It’s a frequent recommendation by doctors when a patient is ill: Drink plenty of water. But health experts have warned not to take the long-established advice too literally, as doctors recently treated a patient who drank so much water that she became seriously ill.
When ill, you are at an increased risk of becoming dehydrated, and so need to compensate by drinking more water in order to aid recovery. Yet in a case highlighted by medics at King’s College hospital, and reported in BMJ Case Reports, it seems a 59-year-old patient went a little overboard and overdosed on water.

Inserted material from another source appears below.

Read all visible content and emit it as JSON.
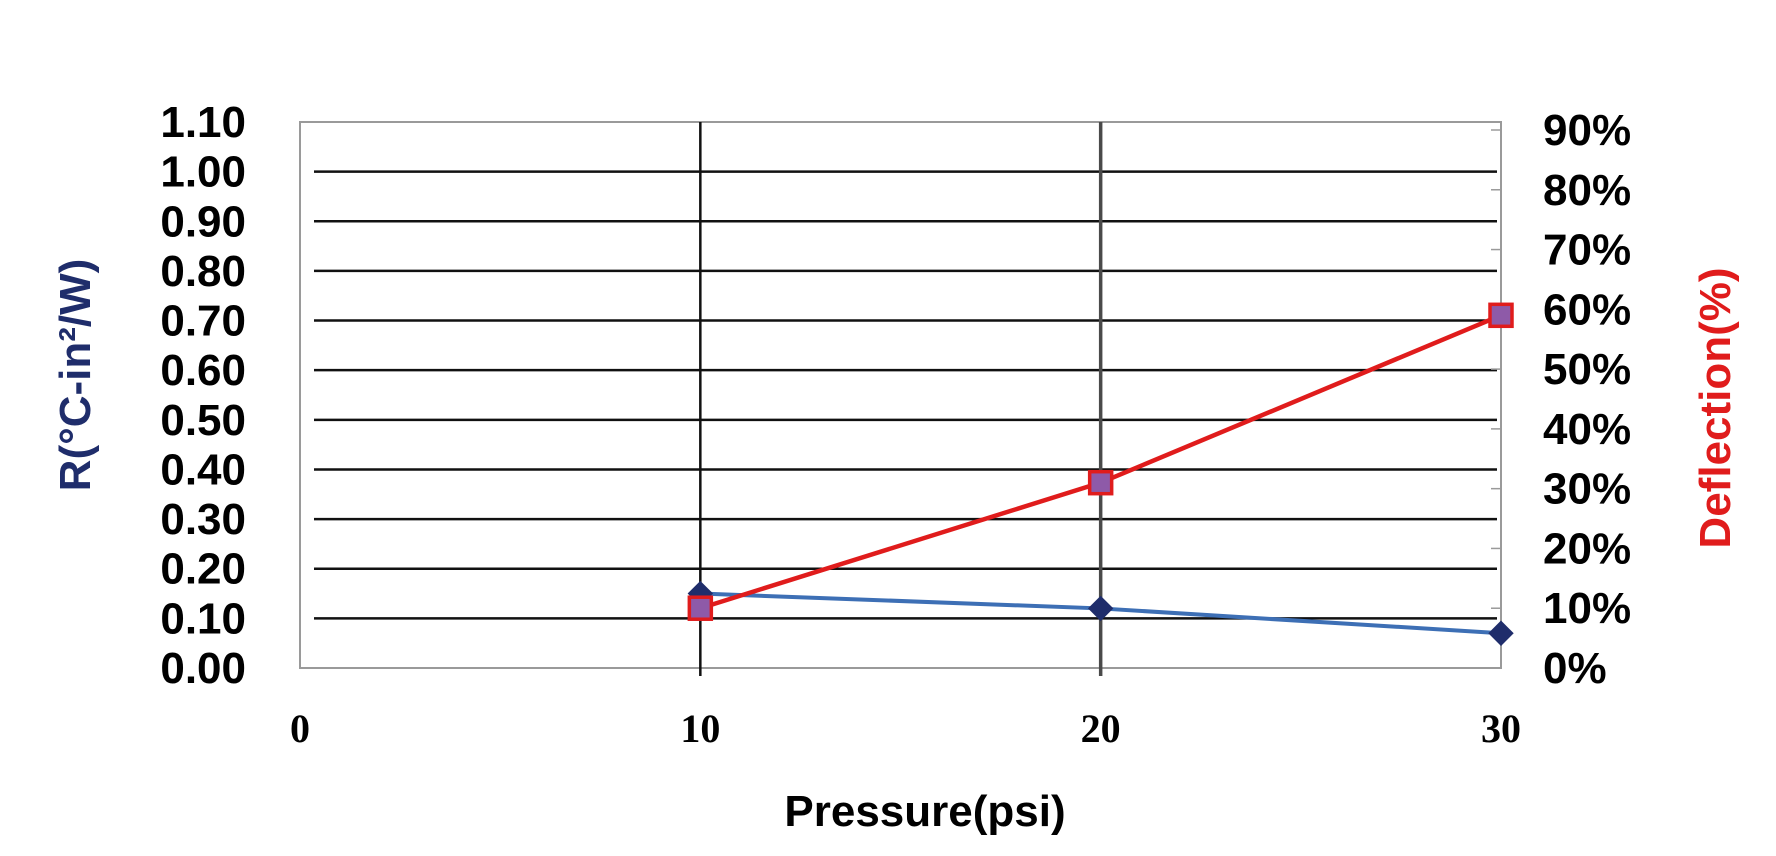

“When people are ill they don’t tend to drink very much water because it’s the last thing they want to do and you can become dehydrated very quickly,” explained Dr Maryann Noronha, co-author of the case report, to The Guardian. “To counteract that risk, doctors have said ‘Make sure you drink lots of water.’ That has perpetrated the myth that you must drink gallons of water. Most people don’t do that but in this case they did it to the letter.”
Suffering from a urinary tract infection, the woman drank plenty of water to “flush out her system,” consuming a previously recommended half pint every 30 minutes. Yet rather than helping her, the vast amounts of liquid instead meant she was admitted to the hospital with acute hyponatremia, caused by incredibly low sodium (salt) levels in her blood. This happens if a patient’s blood levels fall under 134 mmol/L.
Doctors recorded the woman’s blood sodium levels at a dangerously low 123 mmol/L, while a healthy person should have levels in the region of 135 to 147 mmol/L. This basically means that the blood was so dilute, extra water started to enter the cells of the body. This can also occur when people who are exercising hydrate too much, or even when people taking drugs such as ecstasy try to overcompensate for the amount they are sweating. It can then result in the potentially fatal swelling of tissue, especially if it occurs in the brain.
With normal renal function, the authors note, it's difficult to overdose on water. However, those with certain illnesses can develop increased levels of antidiuretic hormones, which in turn reduces their excretion of water.
The woman with the urinary tract infection, who eventually recovered, was not the only case mentioned in the report. The authors also mentioned a patient with gastroenteritis who developed hyponatremia, resulting in death. These cases, they suggest, mean that doctors should highlight “the need to qualify our advice regarding water consumption in simple infective illness.” While it's important to stay hydrated when ill, patients should be careful when that's due to infection, as they risk further complications.